Is it not then just perhaps structure? A desktop OpenBSD setup might comprise a headless OpenBSD router that also serves as a PXE server for desktop clients to boot (install) from, where those desktops tend to be more terminal client like (run typical desktop programs via secure shell or remotely such as googledocs or online calculator ... etc.) where that 'terminal/gui session' is extremely secure and data is isolated/remote, versus secure base system (Puppy sfs) but where the software within that might be outdated so as to compare other procedures (updates/security patches etc.) have to be added on top in order to compare more like-for-like. But where even then the system isn't as secure due to lower levels of the entire system as a whole being protected/audited/validated.

In addition to the standard OpenBSD 'secure by default' install, I also add in checksum tests (using mtree) against bin's, sbin's, lib's and /etc so if any of those files/folders were compromised such as a trojan installed I'd be made aware of that. I guess using nice and repeated/continual checking that could be made even securer, in my case however I have it set to just run hourly. i.e. my intrusion detection is relatively mild/light (few however (as far as I am aware none) employ any IDS under Puppy Linux).

[rufwoof]

I'd suggest naming conventions of

Full Install = Non Layered (all changes written directly to storage).
Otherwise ... Layered (changes are stored in ram, that are optionally written to storage - or not).

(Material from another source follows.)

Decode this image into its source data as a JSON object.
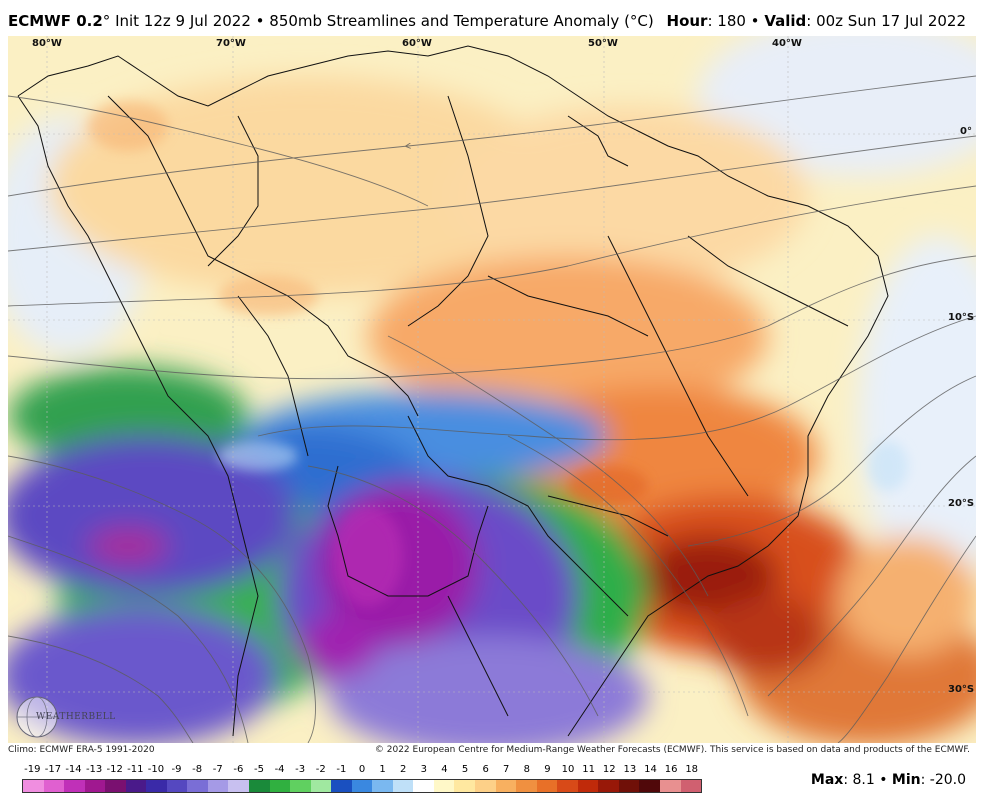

You can full install to a partition and run that as-is where all changes are recorded (non layered). Rolling back that to a clean backup typically takes less than 5 minutes and the backup file can be compressed/copied/moved etc.

You can layer a full install, use the full install partition as the "save area", but where you can optionally save, or not, changes that occurred during a session.

Or that save area can be a file filesystem (save file), or save changes in a folder (save folder).

Layered involves a initrd, full install doesn't. initrd's are easily opened/changed/closed again and as such are a security risk that full install avoids. Countering that, layered is better suited to booting a known clean version, using it, and closing without preserving changes (so the next boot is also clean), whilst that's possible under full installs it takes more time (restore time). With layered you can add additional layers on top of existing layers - mount (and unmount) additional sfs's on the fly (you can 'mount' sfs's in full installs i.e extract the sfs's content, but undoing that is more awkward, or requires a reboot and restore).

Layered broadly is the more flexible choice, but from a security perspective is no more secure than a full install, subjectively less secure (initrd risk). For instance given access to a Puppy system, with relatively small changes .. just several lines of code, I could easily set it up to boot with a sub system layer running beneath and hidden from Puppy's view - that initiated a connection to a server I controlled.